5 June 2011 (Sunday) - Fossils

 
Anyone who knows me will know that I organise my calendar. I plan for events months in advance. There are several reasons for this – it’s very easy to find that I’ve agreed to go to several conflicting events; it’s very easy for me to forget about events, and that if I don’t have something planned, it’s very easy to waste precious time doing nothing.
Some months ago when making plans, bearing in mind that this would be the first weekend in June we naively thought that this would be a good day to go to the beach. We woke to find light drizzle, but if we gave up every time the weather was against us, we’d give up an awful lot.

We set off, only ten minutes later than planned, and narrowly avoiding the police speed trap at Cliff End, we arrived at our destination (Cliff End) five minutes before the Folkestone contingent arrived. We had a quick cuppa, and then wandered down to the cliffs, where we embarked on our fossil hunt.
Fossil hunting is rather akin to arky-ologee. It involves taking an inordinate amount of time to not find very much. But occasionally there’s something worth having. And there’s probably more to be found in fossil hunting that in arky-ologee.  I think it’s fair to say that in an hour’s fossiling we found far more than we ever would in a day’s arky-ologing. We found fossilised sponges, fishes teeth, fossilised wood, and even a crocodile’s scrote. And I got to clout things with a great big hammer too (!)

It took me a little while to realise that one shouldn’t bam just any old rock; fossils are (apparently) quite fussy about where they lurk. But I soon found the right sort of rock.
Having got the hang of what I was supposed to do, it would have been good to have continued, but the rain was getting heavier and heavier. And the tide was coming in fast. Very fast. So not wanting to get cut off we beat a hasty retreat back to the cars. On the way back we were accosted by a normal person who asked if we knew anything about fossils. We laughed, but he was serious, and he showed us his find. We scratched out heads over what he’d found, and eventually concluded that it was some sort of stone. Possibly a rock or even a boulder. The normal person didn’t seem impressed with our sage wisdom, and we left him to get cut off by the tide and we went back to the cars for our picnic. The original plan has us picnic-ing on the beach. In the end we picnic-ed in the cars to shelter from the rain.

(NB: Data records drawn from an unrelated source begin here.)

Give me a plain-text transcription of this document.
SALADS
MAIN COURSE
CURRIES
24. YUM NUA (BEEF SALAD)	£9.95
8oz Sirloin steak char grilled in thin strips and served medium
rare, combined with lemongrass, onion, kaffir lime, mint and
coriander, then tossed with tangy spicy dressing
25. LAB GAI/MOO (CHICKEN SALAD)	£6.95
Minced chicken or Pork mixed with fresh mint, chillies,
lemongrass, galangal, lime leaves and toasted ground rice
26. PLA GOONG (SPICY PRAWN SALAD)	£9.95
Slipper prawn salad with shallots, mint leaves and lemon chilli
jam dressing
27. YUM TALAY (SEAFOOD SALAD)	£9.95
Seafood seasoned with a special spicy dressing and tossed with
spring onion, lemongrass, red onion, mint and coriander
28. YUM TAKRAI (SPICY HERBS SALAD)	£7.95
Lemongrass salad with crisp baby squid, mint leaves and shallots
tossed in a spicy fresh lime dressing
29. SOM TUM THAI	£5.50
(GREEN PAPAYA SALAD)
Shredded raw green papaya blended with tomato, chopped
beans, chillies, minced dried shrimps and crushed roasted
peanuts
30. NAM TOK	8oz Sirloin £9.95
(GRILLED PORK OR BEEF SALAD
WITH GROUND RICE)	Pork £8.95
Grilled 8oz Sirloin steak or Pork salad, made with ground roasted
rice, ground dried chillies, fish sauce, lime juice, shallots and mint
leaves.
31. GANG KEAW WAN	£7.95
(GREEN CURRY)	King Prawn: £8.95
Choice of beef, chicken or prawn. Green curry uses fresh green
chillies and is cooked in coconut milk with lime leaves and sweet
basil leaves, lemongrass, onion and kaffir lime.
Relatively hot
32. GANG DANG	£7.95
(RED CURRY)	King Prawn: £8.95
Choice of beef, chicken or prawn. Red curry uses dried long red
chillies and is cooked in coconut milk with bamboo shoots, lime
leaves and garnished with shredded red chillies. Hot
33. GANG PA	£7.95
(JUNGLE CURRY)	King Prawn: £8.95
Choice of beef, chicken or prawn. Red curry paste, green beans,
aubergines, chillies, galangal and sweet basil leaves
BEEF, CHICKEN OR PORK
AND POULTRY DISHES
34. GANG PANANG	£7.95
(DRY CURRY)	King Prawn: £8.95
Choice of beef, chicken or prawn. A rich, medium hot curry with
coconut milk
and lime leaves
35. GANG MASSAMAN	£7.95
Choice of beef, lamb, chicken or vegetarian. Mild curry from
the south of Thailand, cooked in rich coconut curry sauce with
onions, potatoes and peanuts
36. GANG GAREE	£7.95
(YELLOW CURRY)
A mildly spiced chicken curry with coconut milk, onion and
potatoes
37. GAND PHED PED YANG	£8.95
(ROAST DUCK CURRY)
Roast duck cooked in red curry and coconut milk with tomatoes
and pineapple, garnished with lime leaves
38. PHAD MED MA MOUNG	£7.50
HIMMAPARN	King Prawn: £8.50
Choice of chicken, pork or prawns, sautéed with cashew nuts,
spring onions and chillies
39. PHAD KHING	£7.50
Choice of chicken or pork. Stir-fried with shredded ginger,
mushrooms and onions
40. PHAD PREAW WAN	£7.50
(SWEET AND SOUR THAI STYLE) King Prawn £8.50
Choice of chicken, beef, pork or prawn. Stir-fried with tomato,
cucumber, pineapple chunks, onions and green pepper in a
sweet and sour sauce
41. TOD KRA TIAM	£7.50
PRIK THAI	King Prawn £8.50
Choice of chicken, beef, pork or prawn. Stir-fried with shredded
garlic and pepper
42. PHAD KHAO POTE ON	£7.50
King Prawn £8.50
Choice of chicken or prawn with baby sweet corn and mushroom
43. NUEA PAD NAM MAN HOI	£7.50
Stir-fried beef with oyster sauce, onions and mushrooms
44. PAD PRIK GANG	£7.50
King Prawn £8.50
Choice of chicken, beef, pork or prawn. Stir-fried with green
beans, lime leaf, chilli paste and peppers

As the rain increased from “deluge” to “monsoon” we sadly gave up with the beach, and drove into Rye for a crafty pint in the Queen’s Head. A pint of mild, and a game of chess. There was a chess board, and once we’d picked it all up from where “Daddies Little Angel TM had thrown it all over the floor, we had a game. I won, eventually, but it took some doing. And then home, where I slept in front of the telly for a while. I would have preferred to have spent longer fossiling. Next time….

1 comment:

  1. I would love to go fossil hunting next time I am over. I must admit though, that I am a fair weather fossiler.
    I don't know what to look for so it would expand my education.